Date of Award

Spring 2008

Document Type

Thesis

Degree Name

Master of Science in Biomedical Engineering - (M.S.)

Department

Biomedical Engineering

First Advisor

Treena Livingston Arinzeh

Second Advisor

George Collins

Third Advisor

William Corson Hunter

Fourth Advisor

Michael Jaffe

Abstract

Electrospinning of bovine Type I collagen and Poly (L-lactic acid) produces blended nanofiber scaffolds that may have application in tissue engineering, wound dressing and drug delivery.

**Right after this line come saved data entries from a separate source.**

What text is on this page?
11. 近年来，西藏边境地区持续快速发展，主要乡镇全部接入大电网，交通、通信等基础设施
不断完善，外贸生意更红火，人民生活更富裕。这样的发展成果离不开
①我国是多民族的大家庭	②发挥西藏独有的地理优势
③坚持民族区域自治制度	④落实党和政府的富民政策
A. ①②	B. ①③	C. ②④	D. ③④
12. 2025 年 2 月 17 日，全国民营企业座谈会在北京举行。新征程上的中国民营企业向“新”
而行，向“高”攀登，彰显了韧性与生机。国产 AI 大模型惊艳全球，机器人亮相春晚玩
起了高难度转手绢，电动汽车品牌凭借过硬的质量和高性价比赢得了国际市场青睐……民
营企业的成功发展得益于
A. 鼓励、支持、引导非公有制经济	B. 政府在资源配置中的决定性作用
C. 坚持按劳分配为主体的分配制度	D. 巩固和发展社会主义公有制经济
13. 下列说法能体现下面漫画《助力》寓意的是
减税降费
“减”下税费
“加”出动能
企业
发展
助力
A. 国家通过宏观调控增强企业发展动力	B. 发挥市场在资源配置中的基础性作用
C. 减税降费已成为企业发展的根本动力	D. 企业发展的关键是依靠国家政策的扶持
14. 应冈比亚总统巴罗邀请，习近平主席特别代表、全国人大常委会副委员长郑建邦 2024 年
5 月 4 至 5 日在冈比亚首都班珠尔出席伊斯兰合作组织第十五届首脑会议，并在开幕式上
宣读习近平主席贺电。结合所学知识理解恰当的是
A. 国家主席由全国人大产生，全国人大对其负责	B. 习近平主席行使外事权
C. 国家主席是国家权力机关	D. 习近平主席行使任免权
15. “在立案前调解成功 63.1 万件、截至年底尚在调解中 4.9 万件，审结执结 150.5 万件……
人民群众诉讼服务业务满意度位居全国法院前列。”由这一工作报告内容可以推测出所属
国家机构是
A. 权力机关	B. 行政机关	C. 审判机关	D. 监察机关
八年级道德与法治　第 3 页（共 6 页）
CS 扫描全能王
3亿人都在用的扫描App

The goal of this research work was to produce and characterize blended nanofibers of a protein, collagen, and a synthetic polymer, poly (L-lactic acid). This study focuses on the in-depth analysis of the appearance of the structural relaxation occurring at the glass transition temperature of PLLA in the collagen-PLLA blended electrospun mats. It is speculated that occurrence of this thermal event is more prominent in PLLA with high molecular weight due to the presence of entanglements. It has also been demonstrated that electrospinning leads to the formation of an aligned microstructure of the chains but not a crystalline arrangement. In addition, morphological characterization of the collagen-PLLA nanofiber mats were performed using scanning electron microscope and transmission electron microscope in order to understand the structural features of the PLLA-collagen clectrospun blended filaments. A hypothesis has been developed on the solid state structure of the electrospun PLLA-collagen filament blends and also on the formation of sheath-core morphology in blended nanofibers.